ECLI:NL:RBOVE:2018:4605
Rechtbank Overijssel
- Eerste aanleg - meervoudig
- Rechtspraak.nl
Vonnis inzake ontneming wederrechtelijk verkregen voordeel en betalingsverplichting aan de Staat
Op 30 november 2018 heeft de Rechtbank Overijssel, zittingsplaats Almelo, uitspraak gedaan in een zaak betreffende de ontneming van wederrechtelijk verkregen voordeel. De veroordeelde, een man uit Nijverdal, was eerder veroordeeld door het gerechtshof Arnhem-Leeuwarden voor oplichting en verduistering.

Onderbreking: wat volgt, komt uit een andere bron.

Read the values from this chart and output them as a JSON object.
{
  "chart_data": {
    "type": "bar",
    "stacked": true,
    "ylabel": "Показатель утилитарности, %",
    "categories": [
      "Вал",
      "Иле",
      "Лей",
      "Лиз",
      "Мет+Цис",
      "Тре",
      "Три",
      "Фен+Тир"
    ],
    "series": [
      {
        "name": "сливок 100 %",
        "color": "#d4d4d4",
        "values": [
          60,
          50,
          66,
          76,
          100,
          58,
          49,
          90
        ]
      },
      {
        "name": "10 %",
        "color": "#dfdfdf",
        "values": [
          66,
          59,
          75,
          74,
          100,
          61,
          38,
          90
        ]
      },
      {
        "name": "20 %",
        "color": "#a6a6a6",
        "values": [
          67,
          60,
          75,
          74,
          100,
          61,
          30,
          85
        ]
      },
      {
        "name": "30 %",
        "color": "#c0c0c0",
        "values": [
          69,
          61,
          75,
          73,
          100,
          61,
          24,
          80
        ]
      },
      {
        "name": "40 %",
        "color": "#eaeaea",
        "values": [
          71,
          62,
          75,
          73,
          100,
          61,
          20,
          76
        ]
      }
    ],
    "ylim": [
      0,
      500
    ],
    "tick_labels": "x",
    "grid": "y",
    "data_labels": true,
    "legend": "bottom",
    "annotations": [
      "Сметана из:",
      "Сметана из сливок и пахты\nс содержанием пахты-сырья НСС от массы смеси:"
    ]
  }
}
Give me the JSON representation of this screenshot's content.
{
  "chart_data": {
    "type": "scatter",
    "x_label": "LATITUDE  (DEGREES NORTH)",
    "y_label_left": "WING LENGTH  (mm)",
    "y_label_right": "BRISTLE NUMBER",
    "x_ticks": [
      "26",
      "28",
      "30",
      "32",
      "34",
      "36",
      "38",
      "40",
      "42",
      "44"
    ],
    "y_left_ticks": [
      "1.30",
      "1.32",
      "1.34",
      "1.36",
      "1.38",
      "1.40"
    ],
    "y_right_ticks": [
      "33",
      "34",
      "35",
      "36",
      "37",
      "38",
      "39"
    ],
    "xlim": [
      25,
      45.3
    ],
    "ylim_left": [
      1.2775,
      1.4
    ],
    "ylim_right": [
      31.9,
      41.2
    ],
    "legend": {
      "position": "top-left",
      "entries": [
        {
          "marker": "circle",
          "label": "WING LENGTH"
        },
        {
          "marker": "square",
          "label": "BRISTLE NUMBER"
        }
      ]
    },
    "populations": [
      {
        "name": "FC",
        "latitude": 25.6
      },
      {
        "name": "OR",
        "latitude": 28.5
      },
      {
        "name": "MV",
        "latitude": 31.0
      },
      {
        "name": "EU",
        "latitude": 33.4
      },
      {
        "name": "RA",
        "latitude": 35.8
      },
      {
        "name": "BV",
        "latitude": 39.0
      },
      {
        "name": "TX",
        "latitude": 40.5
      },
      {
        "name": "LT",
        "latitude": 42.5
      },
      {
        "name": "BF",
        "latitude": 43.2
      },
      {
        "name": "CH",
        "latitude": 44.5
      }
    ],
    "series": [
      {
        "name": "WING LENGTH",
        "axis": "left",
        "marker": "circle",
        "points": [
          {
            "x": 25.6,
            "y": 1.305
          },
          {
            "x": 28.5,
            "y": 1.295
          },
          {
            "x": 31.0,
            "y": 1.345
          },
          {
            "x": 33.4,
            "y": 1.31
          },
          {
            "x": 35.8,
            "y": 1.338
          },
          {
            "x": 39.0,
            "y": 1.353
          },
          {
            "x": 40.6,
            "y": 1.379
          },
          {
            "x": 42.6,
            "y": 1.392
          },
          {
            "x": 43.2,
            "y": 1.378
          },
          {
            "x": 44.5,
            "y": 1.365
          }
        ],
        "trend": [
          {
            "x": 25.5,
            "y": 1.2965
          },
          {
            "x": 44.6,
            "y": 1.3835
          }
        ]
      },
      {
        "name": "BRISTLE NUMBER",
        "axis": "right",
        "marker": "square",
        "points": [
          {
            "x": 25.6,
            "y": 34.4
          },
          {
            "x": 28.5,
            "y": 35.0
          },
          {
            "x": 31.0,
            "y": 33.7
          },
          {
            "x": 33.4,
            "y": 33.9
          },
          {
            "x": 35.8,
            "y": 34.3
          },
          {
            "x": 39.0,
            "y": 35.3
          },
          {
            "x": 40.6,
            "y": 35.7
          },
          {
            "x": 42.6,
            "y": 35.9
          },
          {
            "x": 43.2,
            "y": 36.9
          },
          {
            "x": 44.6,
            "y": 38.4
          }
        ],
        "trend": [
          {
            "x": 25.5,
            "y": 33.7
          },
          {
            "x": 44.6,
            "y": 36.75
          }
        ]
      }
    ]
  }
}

De officier van justitie had gevorderd dat de rechtbank het bedrag vaststelt waarop het wederrechtelijk verkregen voordeel wordt geschat en de veroordeelde verplicht tot betaling aan de Staat van dit bedrag, dat aanvankelijk was vastgesteld op € 294.641,08. Echter, tijdens de zitting op 16 november 2018 heeft de officier zijn vordering aangepast en verzocht om de betalingsverplichting op nihil te stellen, omdat de incasso van het bedrag het doel van de ontneming zou voorbijstreven.
De rechtbank heeft de vordering beoordeeld en vastgesteld dat het wederrechtelijk verkregen voordeel, dat bestond uit geldbedragen die door de veroordeelde waren verduisterd, op € 3.911,18 is vastgesteld. Dit bedrag is berekend na aftrek van de schadevergoedingen die aan de benadeelden zijn toegewezen. Gezien de draagkracht van de veroordeelde en de omvang van de toegekende vorderingen, heeft de rechtbank besloten de betalingsverplichting aan de Staat op nihil te stellen. Dit vonnis is gewezen door een meervoudige kamer voor strafzaken en is openbaar uitgesproken op dezelfde datum.